White House administration officials said that action on other key tax code elements would ensure the plan would largely help the middle class instead of the affluent.
US Treasury Secretary Steve Mnuchin has said that he hopes to get the legislation required to introduce these changes passed “this year”.
The outlined changes to the tax code are the most concrete guidance so far on Mr Trump’s vision for spurring job growth.
“The president owns this plan; don’t be mistaken,” said Gary Cohn, director of the White House National Economic Council.
Mr Cohn said Mr Trump and his administration recognise they have to be “good stewards” of the federal budget.
But the plan as it currently stands could cause the federal deficit to climb, unless it sparks a massive and lasting wave of growth that most economists say is unlikely.
The threat of a rising budget deficit could erode support for the plan among politicians in Mr Trump’s own Republican Party.
Administration officials intend to agree additional details with members of the House and Senate in the coming weeks for what would be the first massive rewrite of the US tax code since 1986.

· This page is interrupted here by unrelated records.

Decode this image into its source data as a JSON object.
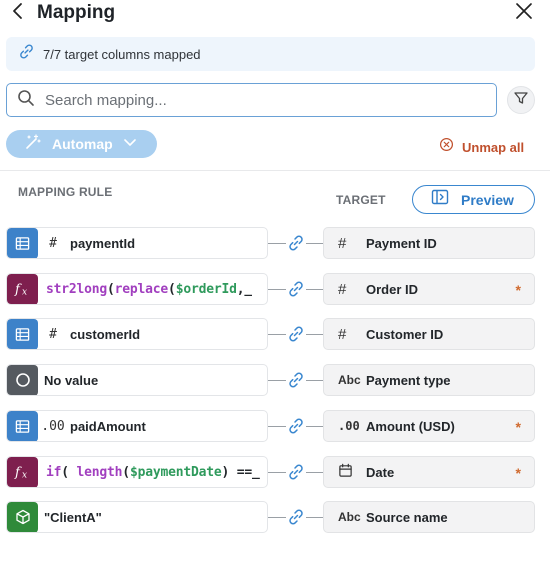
{
  "header": {
    "title": "Mapping",
    "back_icon": "chevron-left-icon",
    "close_icon": "close-icon"
  },
  "status_banner": {
    "icon": "link-icon",
    "text": "7/7 target columns mapped"
  },
  "search": {
    "placeholder": "Search mapping...",
    "value": ""
  },
  "toolbar": {
    "automap_label": "Automap",
    "unmap_all_label": "Unmap all",
    "preview_label": "Preview"
  },
  "columns": {
    "source_header": "MAPPING RULE",
    "target_header": "TARGET"
  },
  "mappings": [
    {
      "source_kind": "column",
      "source_type": "#",
      "source_name": "paymentId",
      "target_type": "#",
      "target_name": "Payment ID",
      "required": false
    },
    {
      "source_kind": "function",
      "expression": [
        {
          "cls": "fn",
          "t": "str2long"
        },
        {
          "cls": "pn",
          "t": "("
        },
        {
          "cls": "fn",
          "t": "replace"
        },
        {
          "cls": "pn",
          "t": "("
        },
        {
          "cls": "vr",
          "t": "$orderId"
        },
        {
          "cls": "pn",
          "t": ",_"
        }
      ],
      "target_type": "#",
      "target_name": "Order ID",
      "required": true
    },
    {
      "source_kind": "column",
      "source_type": "#",
      "source_name": "customerId",
      "target_type": "#",
      "target_name": "Customer ID",
      "required": false
    },
    {
      "source_kind": "none",
      "source_name": "No value",
      "target_type": "Abc",
      "target_name": "Payment type",
      "required": false
    },
    {
      "source_kind": "column",
      "source_type": ".00",
      "source_name": "paidAmount",
      "target_type": ".00",
      "target_name": "Amount (USD)",
      "required": true
    },
    {
      "source_kind": "function",
      "expression": [
        {
          "cls": "fn",
          "t": "if"
        },
        {
          "cls": "pn",
          "t": "( "
        },
        {
          "cls": "fn",
          "t": "length"
        },
        {
          "cls": "pn",
          "t": "("
        },
        {
          "cls": "vr",
          "t": "$paymentDate"
        },
        {
          "cls": "pn",
          "t": ") ==_"
        }
      ],
      "target_type": "calendar",
      "target_name": "Date",
      "required": true
    },
    {
      "source_kind": "constant",
      "source_name": "\"ClientA\"",
      "target_type": "Abc",
      "target_name": "Source name",
      "required": false
    }
  ],
  "required_marker": "*",
  "colors": {
    "accent": "#2f7cc7",
    "column_badge": "#3d82c9",
    "function_badge": "#7e1f4e",
    "none_badge": "#555a60",
    "constant_badge": "#2f8a3a",
    "unmap": "#c0502d",
    "required": "#d06a2f"
  }
}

“We know this is difficult,” Mr Cohn said. “We know what we’re asking for is a big bite.”
The administration plans to provide tax relief for families with child care expenses, too, although the specifics have yet to be included.
The proposal would also trim other deductions utilised by wealthier Americans. This would include deductions for state and local tax payments, a change that could alienate support from politicians in states such as California and New York with higher state taxes.
“It’s not the federal government’s job to be subsidising the states,” Mr Mnuchin said.
The administration has emphasised that the plan was focused on simplifying the tax code and helping middle class Americans. The median US household income is slightly above $50,000 annually.